The H-2B nonimmigrant program permits employers to temporarily hire nonimmigrants to perform nonagricultural labor or services in the United States. According to DHS, 126,426 nonimmigrants were issued H-2B visas or otherwise acquired H-2B status in FY 2022.
“The H-2B program has been plagued by worker exploitation for too long,” said Acting Secretary of Labor Julie Su. “The Biden-Harris administration is committed to protecting H2-B workers from abuse and with this report, we’re taking a whole-of-government approach to protecting these vulnerable workers, which will also help ensure they are not used to undercut labor standards for domestic workers. We look forward to working with our sister agencies across the federal government to implement these recommendations and work towards better protecting every worker in America.”

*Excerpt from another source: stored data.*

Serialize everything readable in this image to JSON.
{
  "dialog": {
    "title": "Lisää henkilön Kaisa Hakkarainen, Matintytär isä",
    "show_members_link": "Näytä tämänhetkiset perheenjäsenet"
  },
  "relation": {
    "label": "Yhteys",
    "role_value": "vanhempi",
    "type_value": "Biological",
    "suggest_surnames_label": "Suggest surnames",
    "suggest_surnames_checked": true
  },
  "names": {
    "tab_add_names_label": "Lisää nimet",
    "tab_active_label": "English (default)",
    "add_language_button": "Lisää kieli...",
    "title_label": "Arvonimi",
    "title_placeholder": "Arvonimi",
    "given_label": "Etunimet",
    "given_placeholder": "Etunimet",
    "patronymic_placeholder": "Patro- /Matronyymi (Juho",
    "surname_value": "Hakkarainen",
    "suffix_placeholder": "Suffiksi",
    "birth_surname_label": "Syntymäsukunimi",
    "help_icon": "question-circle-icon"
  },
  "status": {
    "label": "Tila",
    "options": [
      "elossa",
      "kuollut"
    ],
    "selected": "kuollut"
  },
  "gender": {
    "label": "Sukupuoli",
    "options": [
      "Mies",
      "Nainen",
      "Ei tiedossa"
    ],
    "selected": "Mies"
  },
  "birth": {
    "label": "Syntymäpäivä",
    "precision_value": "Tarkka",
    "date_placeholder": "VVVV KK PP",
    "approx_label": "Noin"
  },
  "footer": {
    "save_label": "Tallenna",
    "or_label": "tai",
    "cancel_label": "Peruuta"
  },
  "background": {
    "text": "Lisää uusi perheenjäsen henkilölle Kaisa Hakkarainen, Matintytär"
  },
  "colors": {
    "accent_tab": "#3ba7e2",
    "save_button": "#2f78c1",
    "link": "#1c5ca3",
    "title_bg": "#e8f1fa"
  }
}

Most H-2B visa holders work predominantly in non-agriculture industries, such as landscaping, forestry and recreation; 1 % of H-2B visa holders work specifically in the meat and dairy industries.
In fiscal year 2021, meat and dairy employers requested a combined total of 34,245 H-2A and H-2B workers, according to a study by the American Immigration Council. Of those, DOL certified 32,071. More than 93% of those temporary workers were on H-2A visas; with the remainder at meat packing plants on H-2B visas.
HyLife Foods’ Windom, Minnesota pork plant, which filed for bankruptcy earlier this year and was sold to Premium Iowa Pork, was one of the largest H2-B visa employers in the meat industry in 2022. Approximately half of its 1,000 employees were in the United States on H-2B visas.
More than a dozen action items were outlined in the White House H-2B Worker Protection Taskforce report to advance protections for H-2B and, in some cases, H-2A workers as well. These actions include:
Reducing workers’ vulnerability to exploitation from labor recruiters and employers by using enhanced information collection from other agencies, making it easier to prevent and enforce against exploitation by recruiters.
Empowering workers by identifying and developing resources designed to provide workers with information about their rights under H-2 programs and disseminating information widely, including through MigrantWorker.gov and through additional task force agency channels.
Leveraging existing data to increase transparency and reduce the vulnerability of H-2 workers through interagency data sharing, which will improve outreach and streamline responses to labor law violations.
Participating in a new interagency H-2 Worker Protection Working Group to guide the implementation of deliverables described in the task force report.